After years of planning to bring new life to Coldstream Homestead Montebello’s blighted Tivoly Triangle, city officials this morning announced a development team for the project with a sustainable vision.
Urban Green Partners of Columbia and Leon N. Weiner and Associates (LNW&A for short) of Wilmington, Delaware plan to construct 79 homes, including 59 duplexes and 20 single-family homes, on a nine-acre site in the 2700 block of Tivoly Avenue, as well as the 2700 blocks of Fenwick and Hugo avenues situated across from Clifton Park.
All of the homes will source their power from renewable energy sources—a concept dubbed “net zero”—including solar power and heating systems. The materials for the homes will be manufactured by local robotics and tech firm Blueprint Robotics, based on Broening Highway.
Mayor Bernard C. “Jack” Young said the project would be Baltimore’s first net-zero community.
The costs are expected to be far higher than the average home in the neighborhood known as CHUM. Duplexes will go for $250,000 to $260,000, and the cost of the single-family homes will range from $280,000-$290,000.
“One thing that I want to recommend to everyone is that you’re gonna have to get used to seeing people that are not from your neighborhood. They’re coming,” said Urban Green president Mark James at a presser this morning about their plans for the blighted area. “Why? Because you offer something great, which is a great place to live.”
City officials said this has all been more than a decade in the making. Coldstream Homestead Montebello, a historically black neighborhood near multiple top city high schools and Morgan State University, has suffered from chronic disinvestment and violence. Housing Commissioner Michael Braverman said for years that particular area on Tivoly Avenue was “among the most blighted spots in the city of Baltimore.”
Councilwoman Mary Pat Clarke (14th District), who represents the area, recounted how in 2007, Tivoly Avenue “was so crowded with drug dealers in the street that you could not drive down that street.” She said residents left due to the flood of drugs and crime.
She rejoiced to see the block primed for redevelopment, even leaning spiritual: “This is the promised land here today.”
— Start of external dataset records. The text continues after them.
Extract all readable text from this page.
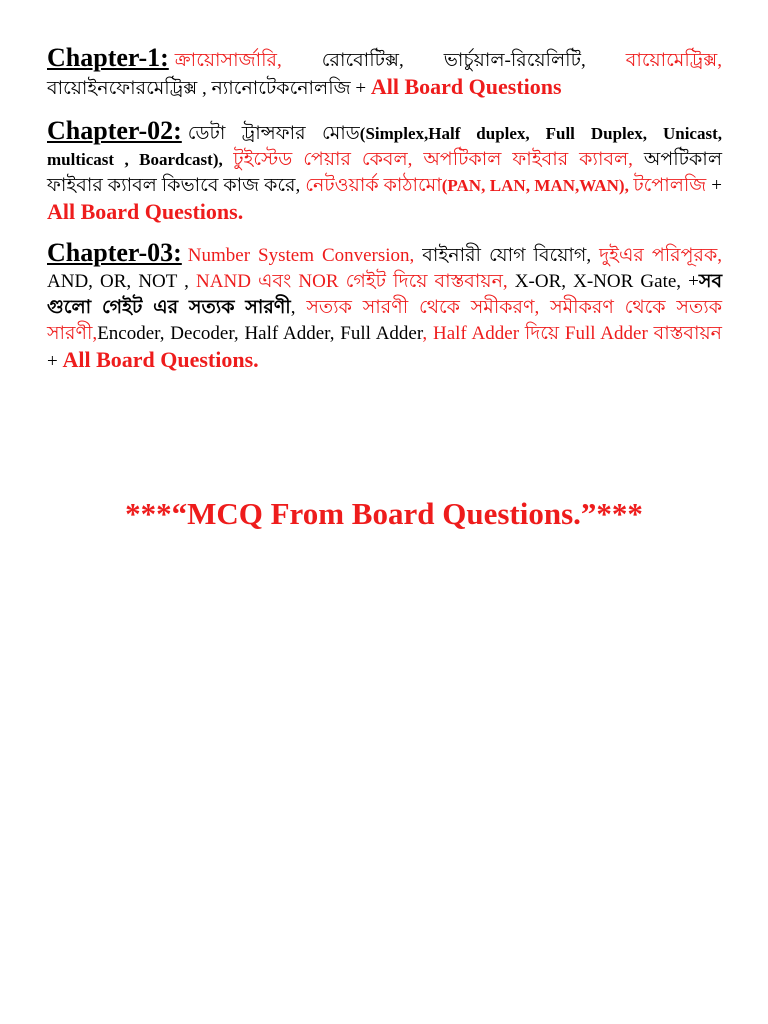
Chapter-1: ক্রায়োসার্জারি, রোবোটিক্স, ভার্চুয়াল-রিয়েলিটি, বায়োমেট্রিক্স, বায়োইনফোরমেট্রিক্স , ন্যানোটেকনোলজি + All Board Questions
Chapter-02: ডেটা ট্রান্সফার মোড(Simplex,Half duplex, Full Duplex, Unicast, multicast , Boardcast), টুইস্টেড পেয়ার কেবল, অপটিকাল ফাইবার ক্যাবল, অপটিকাল ফাইবার ক্যাবল কিভাবে কাজ করে, নেটওয়ার্ক কাঠামো(PAN, LAN, MAN,WAN), টপোলজি + All Board Questions.
Chapter-03: Number System Conversion, বাইনারী যোগ বিয়োগ, দুইএর পরিপূরক, AND, OR, NOT , NAND এবং NOR গেইট দিয়ে বাস্তবায়ন, X-OR, X-NOR Gate, +সব গুলো গেইট এর সত্যক সারণী, সত্যক সারণী থেকে সমীকরণ, সমীকরণ থেকে সত্যক সারণী,Encoder, Decoder, Half Adder, Full Adder, Half Adder দিয়ে Full Adder বাস্তবায়ন + All Board Questions.
***“MCQ From Board Questions.”***
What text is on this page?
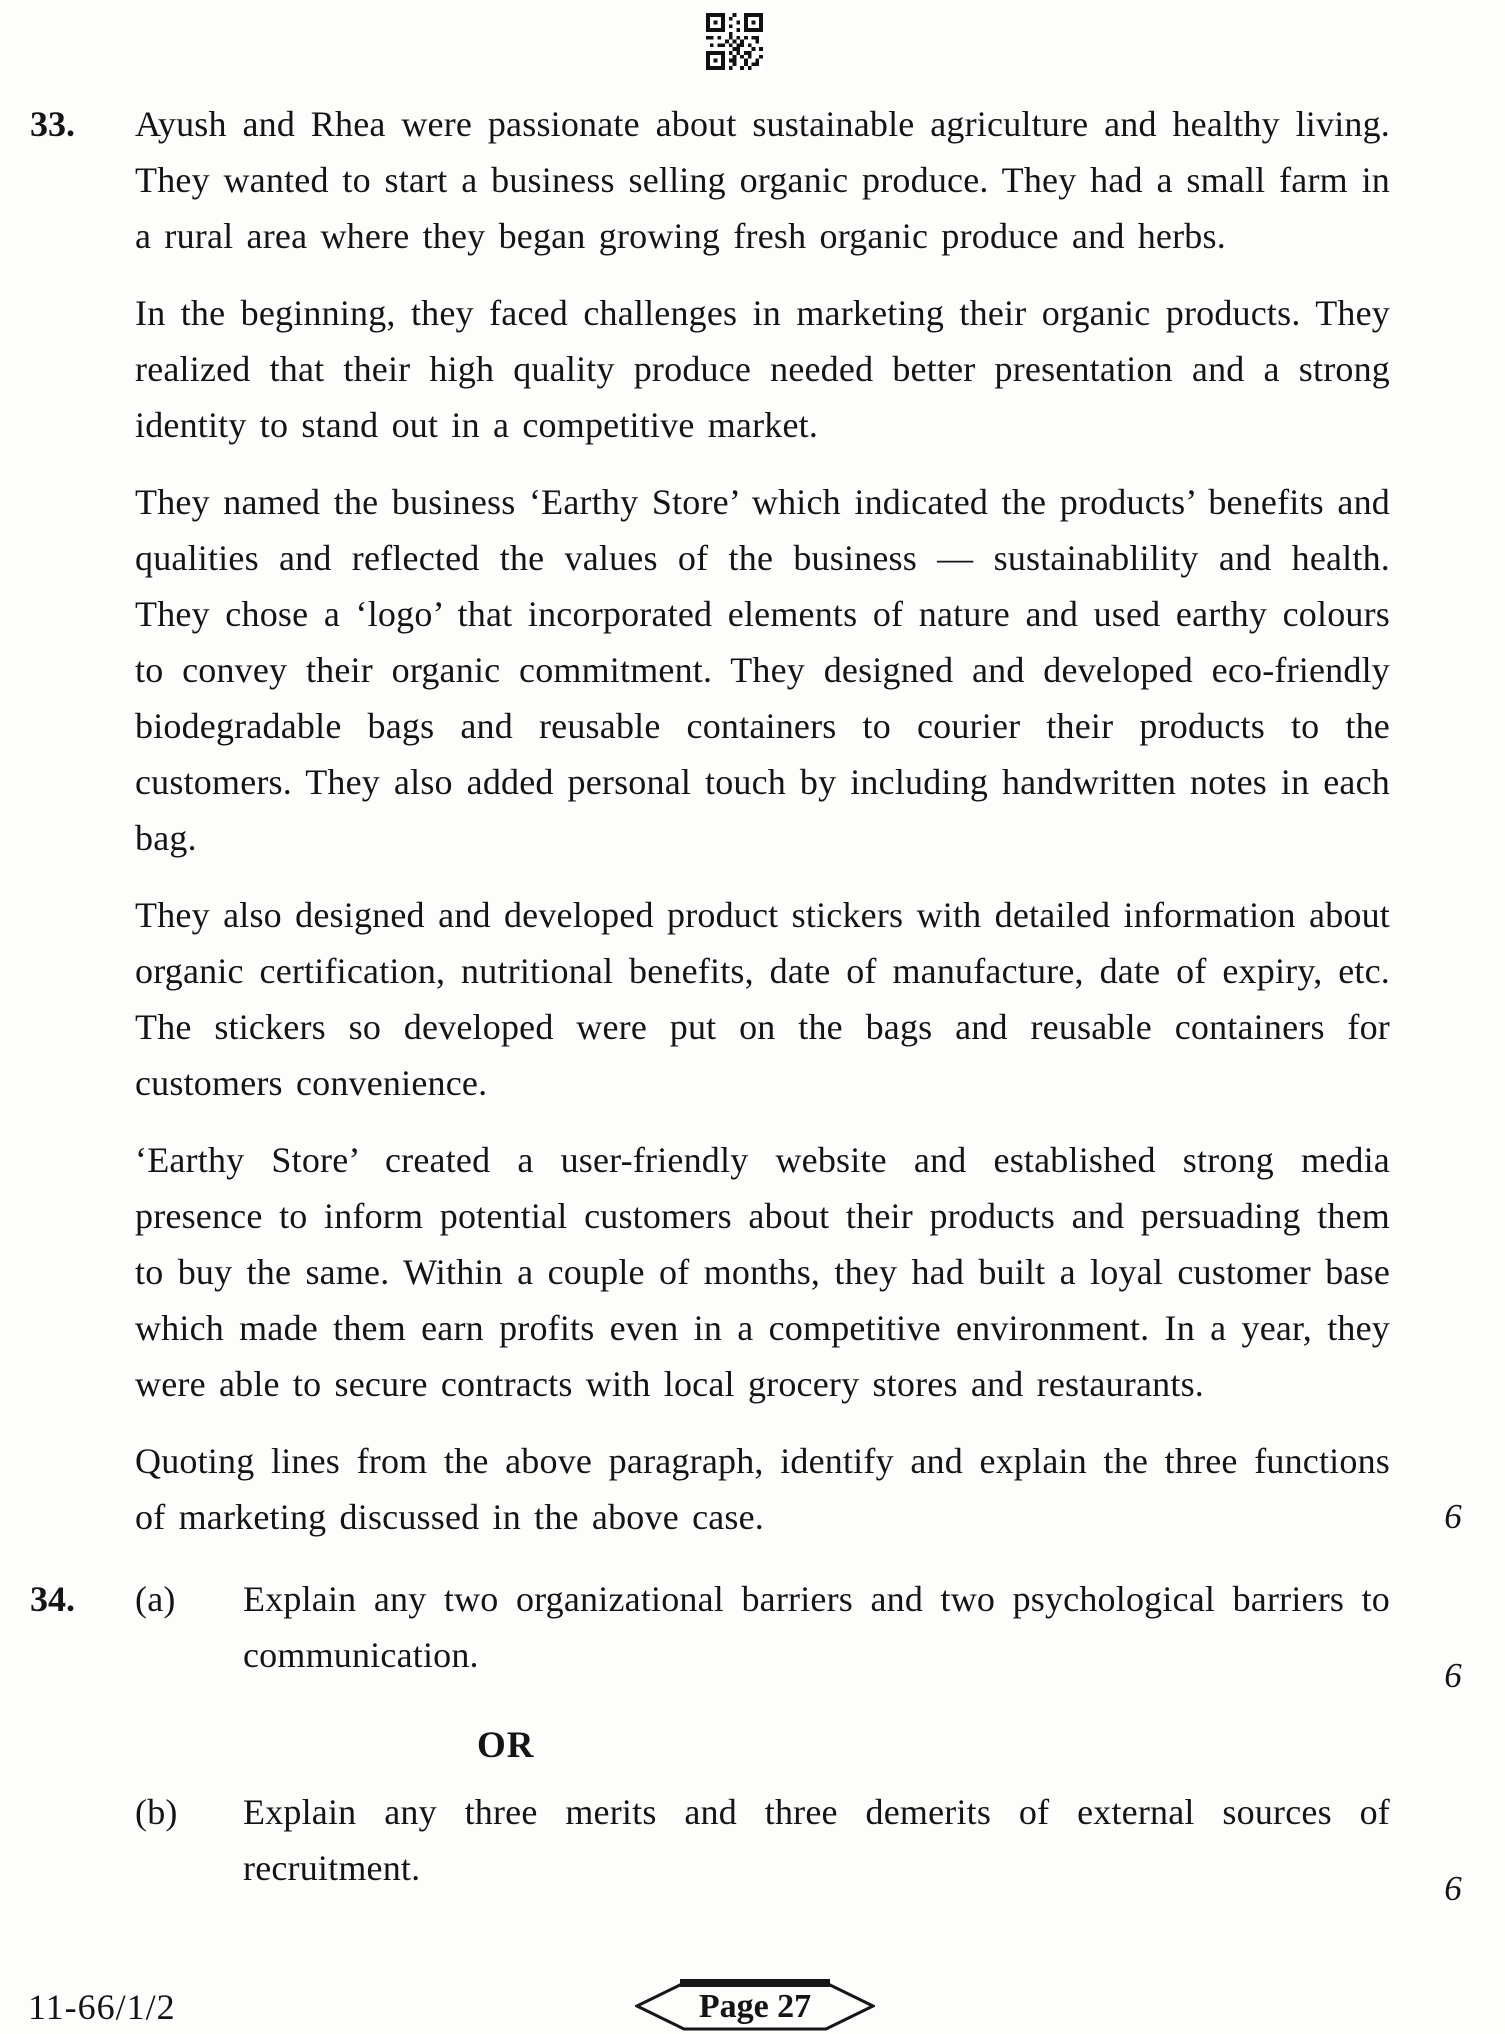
33.	Ayush and Rhea were passionate about sustainable agriculture and healthy living. They wanted to start a business selling organic produce. They had a small farm in a rural area where they began growing fresh organic produce and herbs.

In the beginning, they faced challenges in marketing their organic products. They realized that their high quality produce needed better presentation and a strong identity to stand out in a competitive market.

They named the business ‘Earthy Store’ which indicated the products’ benefits and qualities and reflected the values of the business — sustainablility and health. They chose a ‘logo’ that incorporated elements of nature and used earthy colours to convey their organic commitment. They designed and developed eco-friendly biodegradable bags and reusable containers to courier their products to the customers. They also added personal touch by including handwritten notes in each bag.

They also designed and developed product stickers with detailed information about organic certification, nutritional benefits, date of manufacture, date of expiry, etc. The stickers so developed were put on the bags and reusable containers for customers convenience.

‘Earthy Store’ created a user-friendly website and established strong media presence to inform potential customers about their products and persuading them to buy the same. Within a couple of months, they had built a loyal customer base which made them earn profits even in a competitive environment. In a year, they were able to secure contracts with local grocery stores and restaurants.

Quoting lines from the above paragraph, identify and explain the three functions of marketing discussed in the above case.	6
34.	(a)	Explain any two organizational barriers and two psychological barriers to communication.

6
OR
(b)	Explain any three merits and three demerits of external sources of recruitment.

6
11-66/1/2	Page 27
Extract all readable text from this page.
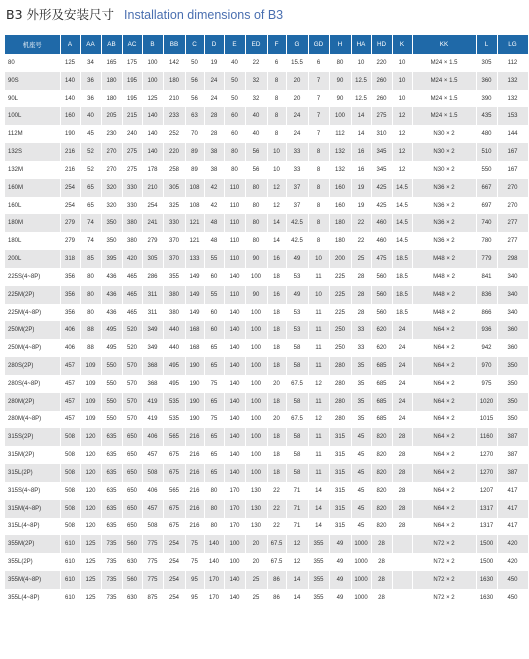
B3 外形及安装尺寸 Installation dimensions of B3
机座号	A	AA	AB	AC	B	BB	C	D	E	ED	F	G	GD	H	HA	HD	K	KK	L	LG
80	125	34	165	175	100	142	50	19	40	22	6	15.5	6	80	10	220	10	M24 × 1.5	305	112
90S	140	36	180	195	100	180	56	24	50	32	8	20	7	90	12.5	260	10	M24 × 1.5	360	132
90L	140	36	180	195	125	210	56	24	50	32	8	20	7	90	12.5	260	10	M24 × 1.5	390	132
100L	160	40	205	215	140	233	63	28	60	40	8	24	7	100	14	275	12	M24 × 1.5	435	153
112M	190	45	230	240	140	252	70	28	60	40	8	24	7	112	14	310	12	N30 × 2	480	144
132S	216	52	270	275	140	220	89	38	80	56	10	33	8	132	16	345	12	N30 × 2	510	167
132M	216	52	270	275	178	258	89	38	80	56	10	33	8	132	16	345	12	N30 × 2	550	167
160M	254	65	320	330	210	305	108	42	110	80	12	37	8	160	19	425	14.5	N36 × 2	667	270
160L	254	65	320	330	254	325	108	42	110	80	12	37	8	160	19	425	14.5	N36 × 2	697	270
180M	279	74	350	380	241	330	121	48	110	80	14	42.5	8	180	22	460	14.5	N36 × 2	740	277
180L	279	74	350	380	279	370	121	48	110	80	14	42.5	8	180	22	460	14.5	N36 × 2	780	277
200L	318	85	395	420	305	370	133	55	110	90	16	49	10	200	25	475	18.5	M48 × 2	779	298
225S(4~8P)	356	80	436	465	286	355	149	60	140	100	18	53	11	225	28	560	18.5	M48 × 2	841	340
225M(2P)	356	80	436	465	311	380	149	55	110	90	16	49	10	225	28	560	18.5	M48 × 2	836	340
225M(4~8P)	356	80	436	465	311	380	149	60	140	100	18	53	11	225	28	560	18.5	M48 × 2	866	340
250M(2P)	406	88	495	520	349	440	168	60	140	100	18	53	11	250	33	620	24	N64 × 2	936	360
250M(4~8P)	406	88	495	520	349	440	168	65	140	100	18	58	11	250	33	620	24	N64 × 2	942	360
280S(2P)	457	109	550	570	368	495	190	65	140	100	18	58	11	280	35	685	24	N64 × 2	970	350
280S(4~8P)	457	109	550	570	368	495	190	75	140	100	20	67.5	12	280	35	685	24	N64 × 2	975	350
280M(2P)	457	109	550	570	419	535	190	65	140	100	18	58	11	280	35	685	24	N64 × 2	1020	350
280M(4~8P)	457	109	550	570	419	535	190	75	140	100	20	67.5	12	280	35	685	24	N64 × 2	1015	350
315S(2P)	508	120	635	650	406	565	216	65	140	100	18	58	11	315	45	820	28	N64 × 2	1160	387
315M(2P)	508	120	635	650	457	675	216	65	140	100	18	58	11	315	45	820	28	N64 × 2	1270	387
315L(2P)	508	120	635	650	508	675	216	65	140	100	18	58	11	315	45	820	28	N64 × 2	1270	387
315S(4~8P)	508	120	635	650	406	565	216	80	170	130	22	71	14	315	45	820	28	N64 × 2	1207	417
315M(4~8P)	508	120	635	650	457	675	216	80	170	130	22	71	14	315	45	820	28	N64 × 2	1317	417
315L(4~8P)	508	120	635	650	508	675	216	80	170	130	22	71	14	315	45	820	28	N64 × 2	1317	417
355M(2P)	610	125	735	560	775	254	75	140	100	20	67.5	12	355	49	1000	28		N72 × 2	1500	420
355L(2P)	610	125	735	630	775	254	75	140	100	20	67.5	12	355	49	1000	28		N72 × 2	1500	420
355M(4~8P)	610	125	735	560	775	254	95	170	140	25	86	14	355	49	1000	28		N72 × 2	1630	450
355L(4~8P)	610	125	735	630	875	254	95	170	140	25	86	14	355	49	1000	28		N72 × 2	1630	450
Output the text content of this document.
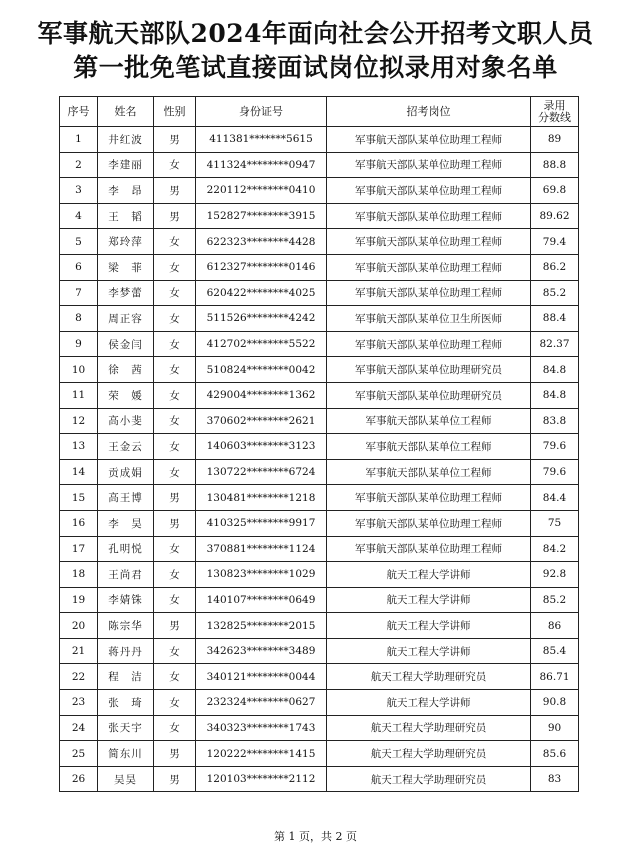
军事航天部队2024年面向社会公开招考文职人员
第一批免笔试直接面试岗位拟录用对象名单
序号	姓名	性别	身份证号	招考岗位	录用
分数线
1	井红波	男	411381*******5615	军事航天部队某单位助理工程师	89
2	李建丽	女	411324********0947	军事航天部队某单位助理工程师	88.8
3	李　昂	男	220112********0410	军事航天部队某单位助理工程师	69.8
4	王　韬	男	152827********3915	军事航天部队某单位助理工程师	89.62
5	郑玲萍	女	622323********4428	军事航天部队某单位助理工程师	79.4
6	梁　菲	女	612327********0146	军事航天部队某单位助理工程师	86.2
7	李梦蕾	女	620422********4025	军事航天部队某单位助理工程师	85.2
8	周正容	女	511526********4242	军事航天部队某单位卫生所医师	88.4
9	侯金闫	女	412702********5522	军事航天部队某单位助理工程师	82.37
10	徐　茜	女	510824********0042	军事航天部队某单位助理研究员	84.8
11	荣　媛	女	429004********1362	军事航天部队某单位助理研究员	84.8
12	高小斐	女	370602********2621	军事航天部队某单位工程师	83.8
13	王金云	女	140603********3123	军事航天部队某单位工程师	79.6
14	贡成娟	女	130722********6724	军事航天部队某单位工程师	79.6
15	高王博	男	130481********1218	军事航天部队某单位助理工程师	84.4
16	李　昊	男	410325********9917	军事航天部队某单位助理工程师	75
17	孔明悦	女	370881********1124	军事航天部队某单位助理工程师	84.2
18	王尚君	女	130823********1029	航天工程大学讲师	92.8
19	李婧铢	女	140107********0649	航天工程大学讲师	85.2
20	陈宗华	男	132825********2015	航天工程大学讲师	86
21	蒋丹丹	女	342623********3489	航天工程大学讲师	85.4
22	程　洁	女	340121********0044	航天工程大学助理研究员	86.71
23	张　琦	女	232324********0627	航天工程大学讲师	90.8
24	张天宇	女	340323********1743	航天工程大学助理研究员	90
25	简东川	男	120222********1415	航天工程大学助理研究员	85.6
26	吴昊	男	120103********2112	航天工程大学助理研究员	83
第 1 页，共 2 页
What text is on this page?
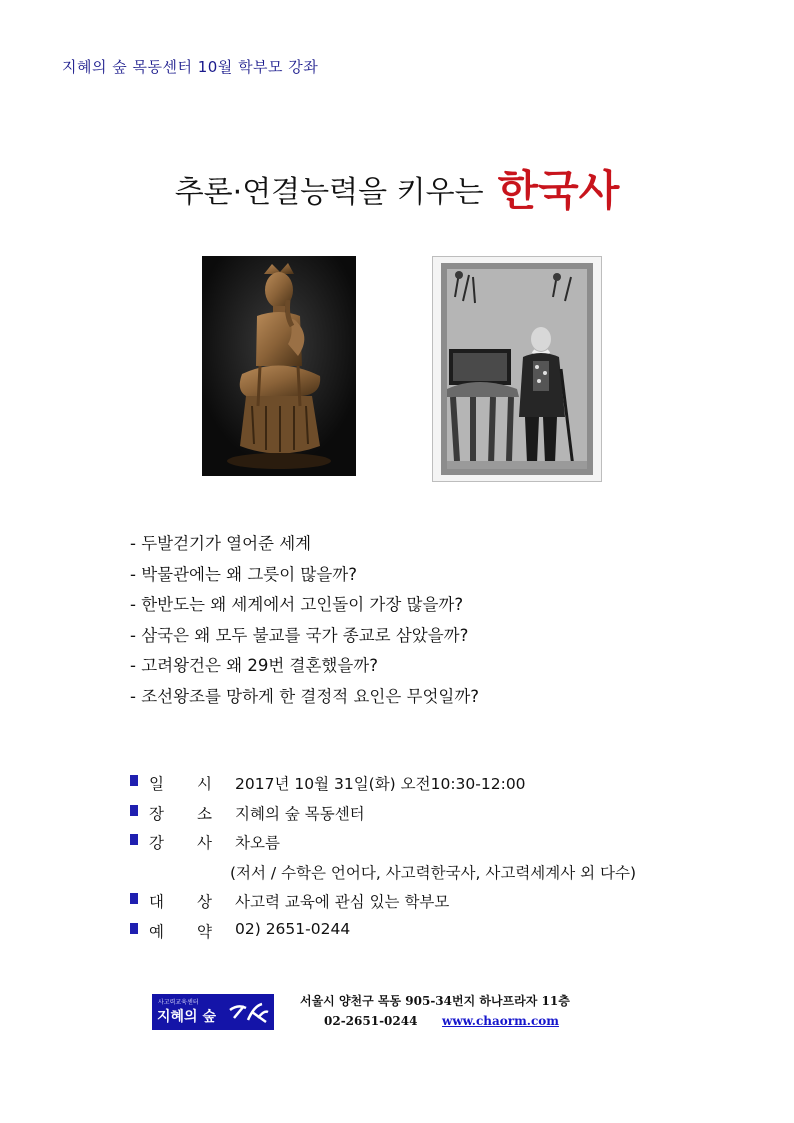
지혜의 숲 목동센터 10월 학부모 강좌
추론·연결능력을 키우는 한국사
- 두발걷기가 열어준 세계
- 박물관에는 왜 그릇이 많을까?
- 한반도는 왜 세계에서 고인돌이 가장 많을까?
- 삼국은 왜 모두 불교를 국가 종교로 삼았을까?
- 고려왕건은 왜 29번 결혼했을까?
- 조선왕조를 망하게 한 결정적 요인은 무엇일까?
일 시	2017년 10월 31일(화) 오전10:30-12:00
장 소	지혜의 숲 목동센터
강 사	차오름
(저서 / 수학은 언어다, 사고력한국사, 사고력세계사 외 다수)
대 상	사고력 교육에 관심 있는 학부모
예 약	02) 2651-0244
사고력교육센터
지혜의 숲
서울시 양천구 목동 905-34번지 하나프라자 11층
02-2651-0244 www.chaorm.com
The councilwoman attributed delays in part to insufficient support from previous leadership at the Department of Housing and Community Development to raze blighted homes there. Ten houses were razed under the Dixon administration in 2008, and nearly 90 others came down in spurts during the Rawlings-Blake administration, The Sun previously reported.
The city also had to secure funding to demolish the vacants. Leaders worked with the state to secure than $10 million in funding for demolition, including from the Maryland Department of Housing and Community Development’s Project CORE program.
Officials today credited Mark Washington, executive director of the Coldstream Homestead Montebello Corporation, for his “marketing” of the neighborhood and constant pressure on local officials to bring redevelopment to fruition. Council President Brandon Scott noted, “I cut my teeth in city government cleaning up these lots with Mark Washington.”

James, of Urban Green when his firm and LNW&A reviewed the request for proposals put out by the city last summer, they saw “opportunities in the midst of those challenges” that CHUM has faced.
“We also live in a time when we need to see that the things that look like a vacant lot today might be where somebody will be eating their dinner tomorrow,” he said.
He also stressed that homes today can and should be built differently than they were 30 or 40 years ago, with an eye toward sustainability. “We know we can do things better.”
Urban Green and LNW&A are working with Living Design Lab as the architect, Kimley Horn as the civil engineer and Setty & Associates as the mechanical, electrical and plumbing engineer.
The project will also bring job-training programs to the neighborhood thanks to its solar energy component, with Power 52 and Civic Works planning to work with renewables-specializing Edge Energy to train workers.
James said he hopes to hear from neighbors before construction begins through three community meetings–he called them “charettes”–to hear what they want from the new development.
“We don’t want to have anyone say that we weren’t concerned about the people, and that we weren’t concerned about getting feedback,” he said.
He said construction will happen in two phases, with 39 homes built in the first and 40 more in the second.